Der Kläger beantragte mit Schreiben seines vormaligen Bevollmächtigten vom 16. Oktober 2017 ein bauordnungsrechtliches Einschreiten wegen Verletzung des Art. 6 BayBO ihm gegenüber. Mit Bescheid vom 12. März 2018 lehnte das Landratsamt ein bauordnungsrechtliches Einschreiten ab, weil aus seiner Sicht die Vorgaben des bauordnungsrechtlichen Abstandsflächenrechts eingehalten seien. Die hier vorliegende (ortsübliche) Fortführung des Flachdachs um ca. 1,20 m über die Außenwand hinaus sei ein gem. Art. 6 Abs. 8 Nr. 1 BayBO nicht abstandsflächenpflichtiger Dachüberstand.
Auf die vom Kläger erhobene Klage verpflichtete das Verwaltungsgericht Regensburg mit Urteil vom 15. Oktober 2019 unter Aufhebung des Ablehnungsbescheids vom 12. März 2018 den Beklagten, über den Antrag auf bauaufsichtliches Einschreiten vom 16. Oktober 2017 erneut unter Beachtung der Rechtsauffassung des Gerichts zu entscheiden. Im Übrigen wurde die Verpflichtungsklage abgewiesen. In den Entscheidungsgründen wird ausgeführt, ein formeller Bestandsschutz hinsichtlich der bauordnungsrechtlichen Abstandsflächen liege nicht vor, weil Art. 6 BayBO wegen Art. 59 BayBO a.F. nicht zum Prüfprogramm im vereinfachten Genehmigungsverfahren zur Baugenehmigung vom 5. Mai 2017 gehört habe. Entgegen der der Ansicht des Landratsamts sei die Flachdachfortführung abstandsflächenpflichtig und halte angesichts eines Abstands von ca. 1,70 m die gem. Art. 6 BayBO mindestens einzuhaltende Abstandsfläche von 3 m nicht ein. Die Voraussetzungen für eine abstandsflächenrechtliche Privilegierung gem. Art. 6 Abs. 8 Nr.1 BayBO lägen nicht vor. Sonstige Sonderregelungen, nach denen keine Abstandsflächen eingehalten werden müssten, wie z.B. Art. 6 Abs. 8 Nr. 2, Abs. 9 BayBO, seien ebenfalls nicht einschlägig. Auch wenn die bauliche Anlage wegen Verstoßes gegen Art. 6 BayBO materiell rechtswidrig sei, habe der Kläger nach der Ermessens-Befugnisnorm des Art. 76 Satz 1 BayBO mangels Ermessensreduzierung auf null keinen strikten Anspruch auf Beseitigung der Flachdachfortführung. Aufgrund dessen sei die Klage, soweit sie im Hauptantrag auf (teilweise) Beseitigung gerichtet gewesen sei, abzuweisen gewesen. Die Klage sei aber begründet, soweit der Kläger die Aufhebung des Bescheids vom 12. März 2018 und konkludent eine erneute Verbescheidung seines Antrags auf bauordnungsrechtliches Einschreiten begehre. Das Landratsamt sei im Ablehnungsbescheid vom 12. März 2018 zu Unrecht davon ausgegangen, dass die Flachdachfortführung keine Abstandsflächen einzuhalten habe. Wegen Verstoßes gegen die nachbarschützende Regelung des Art. 6 BayBO habe der Kläger aber einen Anspruch darauf, dass die Behörde unter Zugrundelegung der dargelegten Rechtsansicht des Gerichts eine Entscheidung nach pflichtgemäßem Ermessen treffe.
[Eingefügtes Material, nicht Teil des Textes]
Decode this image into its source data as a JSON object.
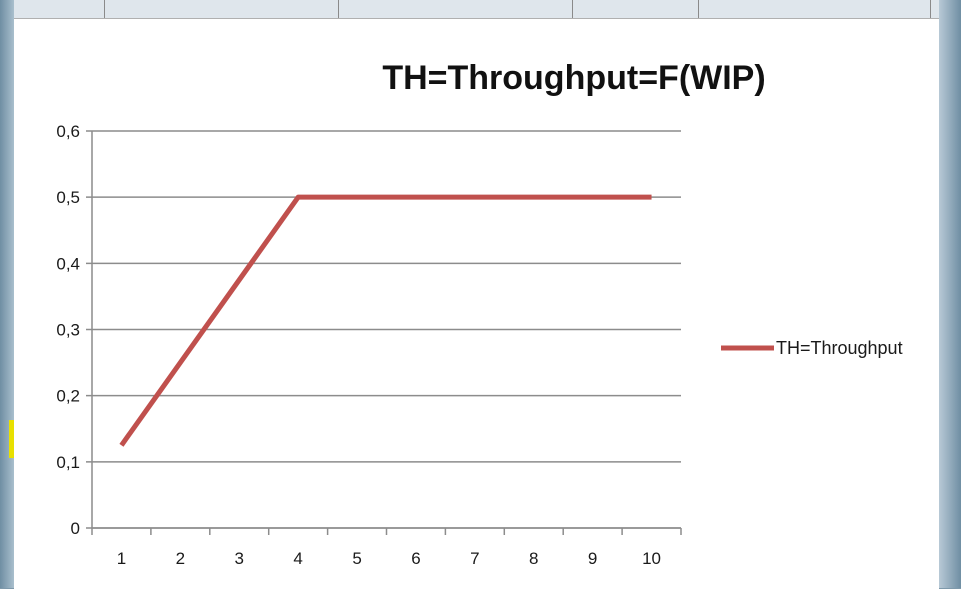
{
  "chart_data": {
    "type": "line",
    "title": "TH=Throughput=F(WIP)",
    "xlabel": "",
    "ylabel": "",
    "categories": [
      "1",
      "2",
      "3",
      "4",
      "5",
      "6",
      "7",
      "8",
      "9",
      "10"
    ],
    "series": [
      {
        "name": "TH=Throughput",
        "values": [
          0.125,
          0.25,
          0.375,
          0.5,
          0.5,
          0.5,
          0.5,
          0.5,
          0.5,
          0.5
        ],
        "color": "#c0504d"
      }
    ],
    "y_ticks": [
      "0",
      "0,1",
      "0,2",
      "0,3",
      "0,4",
      "0,5",
      "0,6"
    ],
    "ylim": [
      0,
      0.6
    ],
    "grid": true,
    "legend_position": "right"
  }
}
Die Beigeladene richtete sich mit ihrem Antrag auf Zulassung der Berufung gegen das Urteil vom 15. Oktober 2019, soweit der Klage (hinsichtlich der Neubescheidungsverpflichtung) stattgegeben wurde.
Der Beklagte hat dem Verwaltungsgerichtshof im laufenden Berufungszulassungsverfahren einen Bescheid des Landratsamts Straubing-Bogen vom 10. März 2020 vorgelegt, mit dem der Antrag des Klägers vom 16. Oktober 2017 auf bauordnungsrechtliches Einschreiten gegen die Fortführung des Flachdachs der Beigeladenen in Richtung seines Grundstücks erneut abgelehnt wurde. Laut der Begründung dieses Bescheids widerspreche die verfahrensgegenständliche Flachdachfortführung zwar Art. 6 Abs. 1, Abs. 5 und Abs. 8 BayBO. Nach der zu berücksichtigenden Rechtsauffassung des Verwaltungsgerichts sei sie auch nicht nachträglich genehmigungsfähig, sodass auch die Zulassung einer Abweichung gem. Art. 63 BayBO ausscheide. Im Rahmen der eröffneten Ermessensausübung sei das Landratsamt nach Abwägung der widerstreitenden Interessen aber zu dem Ergebnis gekommen, den Antrag des Klägers auf bauordnungsrechtliches Einschreiten erneut abzulehnen. Die Ermessensausübung wird auf Seiten 4 und 5 des Bescheides näher ausgeführt und begründet.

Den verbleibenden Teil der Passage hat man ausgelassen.